In mod.rs, add your analyzer to create_analyzers():

pub fn create_analyzers() -> Vec<Box<dyn Analyzer>> {
    vec![
        // ... existing ones ...
        Box::new(your_analyzer::YourAnalyzer::new()),
    ]
}

And add the pub mod your_analyzer; declaration at the top of the file.

Until you do this, nothing in the pipeline will ever construct or call your analyzer. This is the step most first-time contributors miss.

Step 4: Write the required tests

CI runs scripts/ci/check-analyzer.sh on every PR touching this directory. It grep-checks your file for a specific test pattern. At minimum you need:

  1. no_false_positives_sample — runs your analyzer against tests/fixtures/sample.ulg (a normal flight) and asserts zero detections.
  2. A real-world detection test named detects_real_* — points at a fixture ULog that actually exhibits the anomaly, asserts the detection fires with the right severity/evidence. If no fixture exists, add SKIP_FIXTURE: <reason> to the module doc comment and open an issue to collect one.
  3. handles_missing_fields — feed it a message with no fields and assert it doesn't panic and emits nothing.
  4. At least one synthetic detection test — uses MessageBuilder from testing.rs to construct messages by hand. This is where you pin down your detection logic with fast deterministic tests.
  5. A snapshot test using insta::assert_json_snapshot! on the fixture output. Run cargo insta review locally to accept the first snapshot.

Copy the test block from rc_loss.rs and adapt it — it hits every required category.

Step 5: Run the same gates CI will

Before opening a PR, run locally:

# The trait/test/registration checker CI uses
scripts/ci/check-analyzer.sh

# The diagnostic test suite
cargo test -p flight-review --lib diagnostics

# The performance budget
cargo bench -p flight-review --bench convert

If check-analyzer.sh complains, it will tell you exactly which of the five criteria you missed. If the bench regresses past the budget, profile your on_message — the usual culprit is allocating or parsing the same field multiple times per message.

Common first-time mistakes

  • Defining a new Analyzer trait.
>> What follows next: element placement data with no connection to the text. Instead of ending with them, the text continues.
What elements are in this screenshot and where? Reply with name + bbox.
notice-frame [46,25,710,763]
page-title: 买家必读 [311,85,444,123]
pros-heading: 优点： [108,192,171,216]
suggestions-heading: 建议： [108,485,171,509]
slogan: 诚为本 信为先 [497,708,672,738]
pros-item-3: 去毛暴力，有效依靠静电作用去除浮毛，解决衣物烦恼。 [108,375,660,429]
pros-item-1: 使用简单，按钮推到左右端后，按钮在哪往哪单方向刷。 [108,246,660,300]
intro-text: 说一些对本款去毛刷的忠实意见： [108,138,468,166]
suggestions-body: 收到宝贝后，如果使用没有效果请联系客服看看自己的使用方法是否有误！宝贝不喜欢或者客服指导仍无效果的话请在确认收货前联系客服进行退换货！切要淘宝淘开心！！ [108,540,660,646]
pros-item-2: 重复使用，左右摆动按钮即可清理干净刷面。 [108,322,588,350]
There's already one in mod.rs. Implement it; don't redefine it.
  • Putting the file outside diagnostics/. It has to live in this directory, otherwise the CI checker and the registration factory won't see it.
  • Returning Option<String> or a freeform summary. Results must be Vec<Diagnostic> with a typed Evidence variant.
  • Assuming you get the whole log at once. You don't. Design for streaming.
  • Pulling in heavy ML dependencies without discussing the perf/memory budget first. The converter is zero-ML today; open an issue before adding something like extended-isolation-forest, smartcore, etc. so we can agree on how the model is trained, shipped, and benchmarked.
  • Skipping the real-world fixture. Synthetic tests alone don't count toward the CI gate. Either ship a fixture or mark SKIP_FIXTURE with a reason.

Questions

Open a draft PR early and tag @mrpollo. Draft PRs are the right place to get architecture feedback before you go deep on implementation.